1. Allah, kocası hakkında seninle
tartışan ve Allah'a şikâyette bulunan kadının sözünü işitmiştir. Allah,
ikinizin karşılıklı konuşmasını işitir. Çünkü Allah en iyi işiten, en iyi
görendir.
2. İçinizden, kadınlarına zıhar
edenlerin, o kadınlar anneleri değildir. Onların anneleri ancak kendilerini
doğuran kadınlardır. Böyleleri, kabul edilemez bir söz ve boş bir lakırdı sarf
ediyorlar. Bununla birlikte Allah, gerçekten çok affedici, çok bağışlayıcıdır.

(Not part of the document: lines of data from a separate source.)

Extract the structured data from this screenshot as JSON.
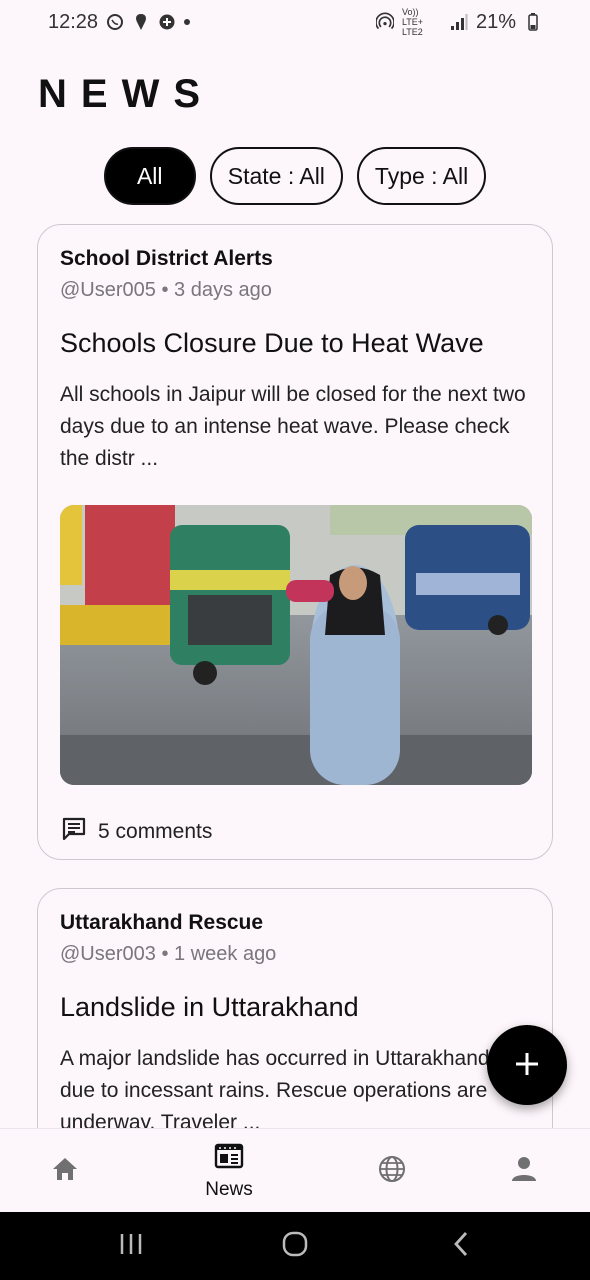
{
  "status_bar": {
    "time": "12:28",
    "network": "Vo)) LTE+ LTE2",
    "battery": "21%"
  },
  "page": {
    "title": "NEWS"
  },
  "filters": [
    {
      "label": "All",
      "selected": true
    },
    {
      "label": "State : All",
      "selected": false
    },
    {
      "label": "Type : All",
      "selected": false
    }
  ],
  "posts": [
    {
      "source": "School District Alerts",
      "meta": "@User005 • 3 days ago",
      "headline": "Schools Closure Due to Heat Wave",
      "body": "All schools in Jaipur will be closed for the next two days due to an intense heat wave. Please check the distr ...",
      "comments": "5 comments",
      "has_image": true
    },
    {
      "source": "Uttarakhand Rescue",
      "meta": "@User003 • 1 week ago",
      "headline": "Landslide in Uttarakhand",
      "body": "A major landslide has occurred in Uttarakhand due to incessant rains. Rescue operations are underway. Traveler ...",
      "has_image": false
    }
  ],
  "fab": {
    "icon": "plus-icon"
  },
  "bottom_nav": {
    "items": [
      {
        "icon": "home-icon",
        "label": ""
      },
      {
        "icon": "newspaper-icon",
        "label": "News"
      },
      {
        "icon": "globe-icon",
        "label": ""
      },
      {
        "icon": "person-icon",
        "label": ""
      }
    ],
    "active_index": 1
  },
  "colors": {
    "background": "#fdf6fb",
    "accent": "#000000",
    "muted": "#7a767c"
  }
}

3. Kadınlarına zıhar edip sonra sarf
etmiş oldukları söze geri dönenler, ilişkiye girmelerinden önce, özgürlüğünü
yitirmiş bir benliği özgürlüğüne kavuşturacaklardır. İşte size yöneltilen öğüt
budur. Allah, yapıp etmekte olduklarınızdan gereğince haberdardır.
4. Özgürlüğe kavuşturma imkânını
bulamayan, ilişkiye girmelerinden önce, aralıksız iki ay oruç tutacaktır. Buna
da gücü yetmeyen, altmış yoksulu doyuracaktır. Bütün bunlar Allah'a ve resulüne
inanasınız diyedir. Ve işte bunlar, Allah'ın sınırlarıdır. Küfre sapanlara
korkunç bir azap vardır.
5. Allah'a ve resulüne karşı gelenler,
kendilerinden öncekilerin çarpılıp tepelendikleri gibi çarpılıp
tepeleneceklerdir. Biz, gerçekleri apaçık gösteren ayetler indirmişizdir. Küfre
sapanlar için, rezil edici bir azap vardır.
6. Gün olur, Allah onların hepsini
diriltir ve yapıp ettiklerini onlara haber verir. Allah onu iyice sayıp
zaptetmiştir, onlarsa unutmuşlardır. Allah, her şey üzerinde tam bir tanıktır.
7. Görmez misin ki Allah, göklerde
olanları da yeryüzünde olanları da bilir. Üç kişi, aralarında fısıldaşmaya
görsün, dördüncüleri O'dur; beş kişi fısıldaşmaya görsün altıncıları O'dur.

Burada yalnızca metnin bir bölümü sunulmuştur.